When I was little, I had white-blonde hair. Margaret has that same hair and it’s something people comment on: “Wow, look at that blonde hair!” “Whoa, it gets crazy light in the summer, doesn’t it?”
My sisters were both born brunettes, so it was something that made me “me.” I was the blonde sister. The one my mom always told me people would assume was my aunt’s daughter instead of my mom’s. My aunt is six years younger than my mom, so when we were little she was still single and came to visit almost every weekend. I loved that I had this special link with her. I was very much my mother’s daughter, but it was fun to look like my aunt, too.
I didn’t necessarily thing my blondness said anything about me, as a person, (I’m not dumb, for starters) but it was a big part of my identity. Blonde, blue eyes. That’s Jessica.
But, as it turned out, I did have my mom’s hair after all. She was tow-headed as a child, too, and by college it had turned dark. By the time I was in high school people were starting to hint around at calling my roots brown (at least in the winter) and I was not amused.

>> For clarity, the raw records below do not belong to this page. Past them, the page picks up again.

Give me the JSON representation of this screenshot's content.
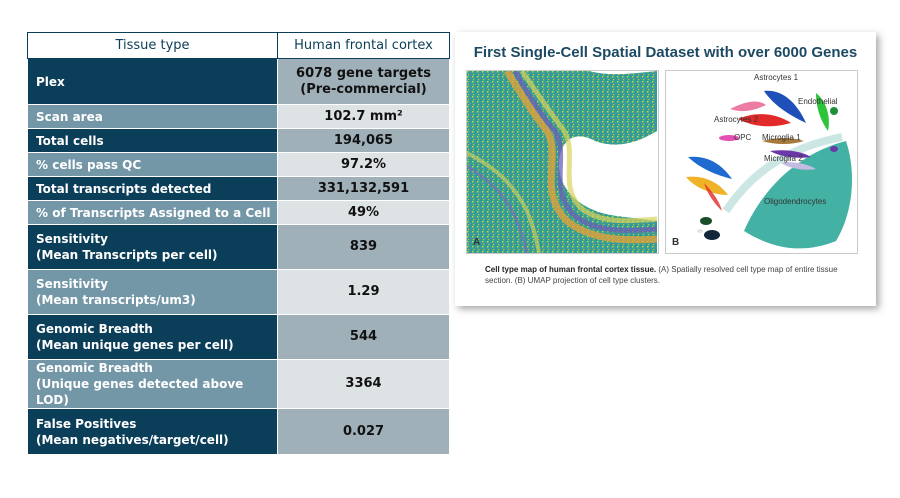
{
  "table": {
    "header": {
      "left": "Tissue type",
      "right": "Human frontal cortex"
    },
    "rows": [
      {
        "label": [
          "Plex"
        ],
        "value": [
          "6078 gene targets",
          "(Pre-commercial)"
        ],
        "shade": "dark"
      },
      {
        "label": [
          "Scan area"
        ],
        "value": [
          "102.7 mm²"
        ],
        "shade": "light"
      },
      {
        "label": [
          "Total cells"
        ],
        "value": [
          "194,065"
        ],
        "shade": "dark"
      },
      {
        "label": [
          "% cells pass QC"
        ],
        "value": [
          "97.2%"
        ],
        "shade": "light"
      },
      {
        "label": [
          "Total transcripts detected"
        ],
        "value": [
          "331,132,591"
        ],
        "shade": "dark"
      },
      {
        "label": [
          "% of Transcripts Assigned to a Cell"
        ],
        "value": [
          "49%"
        ],
        "shade": "light"
      },
      {
        "label": [
          "Sensitivity",
          "(Mean Transcripts per cell)"
        ],
        "value": [
          "839"
        ],
        "shade": "dark"
      },
      {
        "label": [
          "Sensitivity",
          "(Mean transcripts/um3)"
        ],
        "value": [
          "1.29"
        ],
        "shade": "light"
      },
      {
        "label": [
          "Genomic Breadth",
          "(Mean unique genes per cell)"
        ],
        "value": [
          "544"
        ],
        "shade": "dark"
      },
      {
        "label": [
          "Genomic Breadth",
          "(Unique genes detected above LOD)"
        ],
        "value": [
          "3364"
        ],
        "shade": "light"
      },
      {
        "label": [
          "False Positives",
          "(Mean negatives/target/cell)"
        ],
        "value": [
          "0.027"
        ],
        "shade": "dark"
      }
    ]
  },
  "figure": {
    "title": "First Single-Cell Spatial Dataset with over 6000 Genes",
    "panel_a_letter": "A",
    "panel_b_letter": "B",
    "cluster_labels": {
      "astrocytes1": "Astrocytes 1",
      "endothelial": "Endothelial",
      "astrocytes2": "Astrocytes 2",
      "opc": "OPC",
      "microglia1": "Microglia 1",
      "microglia2": "Microglia 2",
      "oligodendrocytes": "Oligodendrocytes"
    },
    "caption_bold": "Cell type map of human frontal cortex tissue.",
    "caption_rest": " (A) Spatially resolved cell type map of entire tissue section. (B) UMAP projection of cell type clusters.",
    "colors": {
      "table_dark": "#0b3e58",
      "table_light": "#7497a8",
      "value_dark": "#9fb0b9",
      "value_light": "#dde2e5",
      "title": "#1c4a63"
    }
  }
}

It still bleached up in the summer, so I felt I could reasonably claim the label blonde:
Then, a couple years later, this happened:
Highlights! A whole new world! I CAN BE BLONDE FOREVER. I’m not a hair dye person. Well, not blonde dye, at least. I always liked my natural undertones showing, but with enough highlights to definitively label me blonde. (Although, even here, that’s a stretch, isn’t it?)
I continued to highlight my hair through college. Blonde the whole time, except for once when someone talked me into red highlights. They were RED red and I don’t have a redhead personality, so it didn’t fit very well. (I don’t think anyone has ever describe me as ‘vivacious’ and that’s how I think of redheads.)

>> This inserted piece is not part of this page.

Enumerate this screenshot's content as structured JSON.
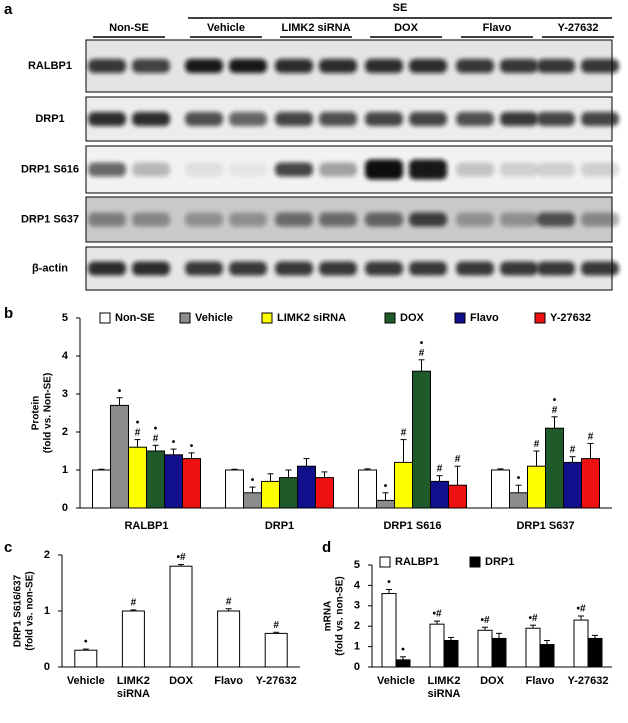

When I was getting ready for my wedding, I went in and said BLONDE. I cannot get married as a brunette. That’s not me!
I ended up being a little shocked at how different I looked. The color was pretty, but it turned out I’d started seeing myself as more of a “dark blonde” than I’d admitted. I don’t regret my wedding hair, and have actually grown to like it a lot as time passed, but at the time it was a sudden change and I was a little thrown. It wasn’t that I didn’t like it, but more that I had to face the fact maybe light blonde actually wasn’t “me” anymore.
Once I had kids, hair maintenance took a major backseat. I still went in to get light highlights a couple times a year, but I slowly darkened them up so they’d compliment my natural hair (and grow out better!)

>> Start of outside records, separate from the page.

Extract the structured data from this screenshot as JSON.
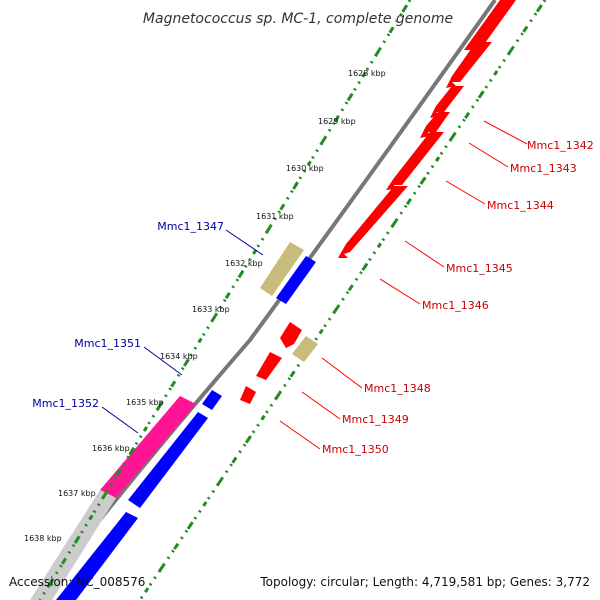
{
  "title": "Magnetococcus sp. MC-1, complete genome",
  "footer": {
    "accession": "Accession: NC_008576",
    "topology": "Topology: circular; Length: 4,719,581 bp; Genes: 3,772"
  },
  "colors": {
    "forward_cds": "#0000ff",
    "reverse_cds": "#ff0000",
    "rna": "#c8bc7c",
    "highlight": "#ff1493",
    "backbone": "#777777",
    "tick_green": "#228b22",
    "label_red": "#cc0000",
    "label_blue": "#000099"
  },
  "ticks": [
    "1628 kbp",
    "1629 kbp",
    "1630 kbp",
    "1631 kbp",
    "1632 kbp",
    "1633 kbp",
    "1634 kbp",
    "1635 kbp",
    "1636 kbp",
    "1637 kbp",
    "1638 kbp"
  ],
  "gene_labels": [
    {
      "text": "Mmc1_1342",
      "color": "red"
    },
    {
      "text": "Mmc1_1343",
      "color": "red"
    },
    {
      "text": "Mmc1_1344",
      "color": "red"
    },
    {
      "text": "Mmc1_1345",
      "color": "red"
    },
    {
      "text": "Mmc1_1346",
      "color": "red"
    },
    {
      "text": "Mmc1_1348",
      "color": "red"
    },
    {
      "text": "Mmc1_1349",
      "color": "red"
    },
    {
      "text": "Mmc1_1350",
      "color": "red"
    },
    {
      "text": "Mmc1_1347",
      "color": "blue"
    },
    {
      "text": "Mmc1_1351",
      "color": "blue"
    },
    {
      "text": "Mmc1_1352",
      "color": "blue"
    }
  ]
}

At some point I just gave up and let them grow out. It’s funny, I still wouldn’t have called myself “brunette,” but…what else can you call this?
Yesterday, I went to the salon without much of a plan. I knew I wanted to do something with my washed out, dull hair. I told the stylist I wanted something close to my original color so I wouldn’t have to worry about roots. I usually get highlights, I said, but…I don’t know. Maybe lowlights?
She had another suggestion:
I am a brunette. And I think it’s gorgeous. She used demi-permanent dye, so it will slowly wash out in about 8 weeks, but I think I’m going to go back at that point to make it permanent. I’ll keep it through the winter, at least.
Looking back I find it crazy how long I held onto the label “blonde.” If you look at that picture of me at 14, you could say it’s taken me half my life to become comfortable letting it go. (I’m 29.)
Though, for the last several years if someone had asked my hair color I definitely wouldn’t have said blonde. It just wasn’t true. But I also didn’t like the alternative. I think part of it is I’ve always thought if my hair IS brown, it’s not a very pretty brown. Very mousy. But, as it turns out, you can fix that.